Means of Transport, Medieval Mind: Dialogue with Angie Estes

Angie Estes
(Rome, Italy)
BY Kathy Fagan

ANGIE ESTES‘ poems often portray a consistently refined vision of history, the arts and other subjects with rapid maneuvers, a sure hand, and an artistry that can, to quote Stephen Burt, “evidence unsettling claims while still having fun…”

Her four poetry collections are Tryst (2009); Chez Nous (2005); and Voice-Over (2002), which won the 2001 FIELD Poetry Prize as well as the Poetry Society of America’s 2001 Alice Fay di Castagnola Award (all from Oberlin College Press), and The Uses of Passion (Gibbs Smith, 1995), which won the Peregrine Smith Poetry Prize.

A recipient of fellowships, grants, and residencies from the National Endowment for the Humanities, the National Endowment for the Arts, the Woodrow Wilson Foundation, the American Academy in Rome, and the MacDowell Colony, among others, Estes is currently on the faculty of Ashland University’s low-residency MFA program. She is also a contributing editor for the literary magazine The Journal. Visit her website at

“For the medieval mind, everything bristles
with meaning — nothing is static.
And the active, engaged mind is the mind
that can be, and is, transported.”

— Angie Estes

Several of your poems concern words as visual artifacts, drawing from illuminated manuscripts or typography. How did you discover this reverence for beauty and workmanship, for the “divine detail”?

For as long as I can remember I’ve had a very strong sense of what you term “divine detail” in the world — beginning perhaps with my realization that the butter my grandmother made in the mountains of Virginia tasted incredibly different than the store-bought butter I ate at home in suburban Maryland. And the ham. And the potatoes. In my Uncle Osie’s chair factory, I watched unremarkable lengths of walnut turned on lathes to become the legs and rungs and backs of chairs, and I followed my Aunt Evelyn out in the dark at 5 a.m. to milk the cows in the muddy barn, then watched her pour the milk through a dish towel clothes-pinned over the top of the separator as the milk and cream went their separate ways. Those, too, tasted like things from another world, a world I could partake of by means of those things. Above all, my sense was always that there was a connection between who these people were, the lives they lived, and the “divine details” that made up those lives. But even though I experienced all of this and carried it inside me, I could never take it with me, transport it to and evoke those experiences in any other place.

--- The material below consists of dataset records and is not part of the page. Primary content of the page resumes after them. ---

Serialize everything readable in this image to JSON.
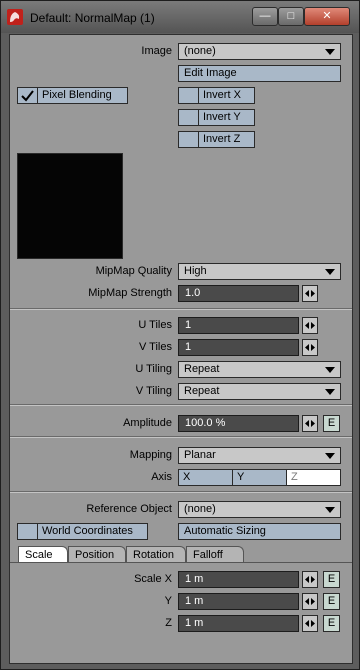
{
  "window": {
    "title": "Default: NormalMap (1)",
    "minimize_glyph": "—",
    "maximize_glyph": "□",
    "close_glyph": "✕"
  },
  "image": {
    "label": "Image",
    "value": "(none)",
    "edit_button": "Edit Image",
    "pixel_blending": {
      "label": "Pixel Blending",
      "checked": true
    },
    "invert": [
      {
        "label": "Invert X",
        "checked": false
      },
      {
        "label": "Invert Y",
        "checked": false
      },
      {
        "label": "Invert Z",
        "checked": false
      }
    ]
  },
  "mipmap": {
    "quality_label": "MipMap Quality",
    "quality_value": "High",
    "strength_label": "MipMap Strength",
    "strength_value": "1.0"
  },
  "tiles": {
    "u_tiles_label": "U Tiles",
    "u_tiles_value": "1",
    "v_tiles_label": "V Tiles",
    "v_tiles_value": "1",
    "u_tiling_label": "U Tiling",
    "u_tiling_value": "Repeat",
    "v_tiling_label": "V Tiling",
    "v_tiling_value": "Repeat"
  },
  "amplitude": {
    "label": "Amplitude",
    "value": "100.0 %",
    "envelope_label": "E"
  },
  "mapping": {
    "label": "Mapping",
    "value": "Planar",
    "axis_label": "Axis",
    "axes": [
      "X",
      "Y",
      "Z"
    ],
    "selected_axis": "Z"
  },
  "reference": {
    "label": "Reference Object",
    "value": "(none)",
    "world_coordinates": {
      "label": "World Coordinates",
      "checked": false
    },
    "auto_sizing": "Automatic Sizing"
  },
  "tabs": [
    "Scale",
    "Position",
    "Rotation",
    "Falloff"
  ],
  "active_tab": "Scale",
  "scale": [
    {
      "label": "Scale X",
      "value": "1 m",
      "envelope": "E"
    },
    {
      "label": "Y",
      "value": "1 m",
      "envelope": "E"
    },
    {
      "label": "Z",
      "value": "1 m",
      "envelope": "E"
    }
  ],
  "colors": {
    "panel_bg": "#999999",
    "field_bg": "#4a4a4a",
    "button_blue": "#a9b8c8",
    "close_red": "#b3402c"
  }
}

And then there was the Baptist church — the hymns, the prayers, the communion, the scripture, the hellfire and damnation sermons, and the revivals: the insistent belief in metaphor and symbol and language, and the insistent conviction that there is a connection between this world and some “other.” All of this, too, made clear that the “divine details” — of a life, of the world, of language — were in fact a means of transport or, more precisely, that to partake of those “divine details” was to be already in the process of transport and translation.

Much later I encountered Goethe and his belief that nature is the living visible garment of God, along with the British and American Romantics — especially Blake, with his inexhaustible attempts to make language and imagination and visual art into a more profound inhabitation of experience, and Emerson’s essay “Nature,” too, with its amazing image of the “transparent eyeball” one could become while out in nature, where the currents of the human and the universe could mingle and inform each other.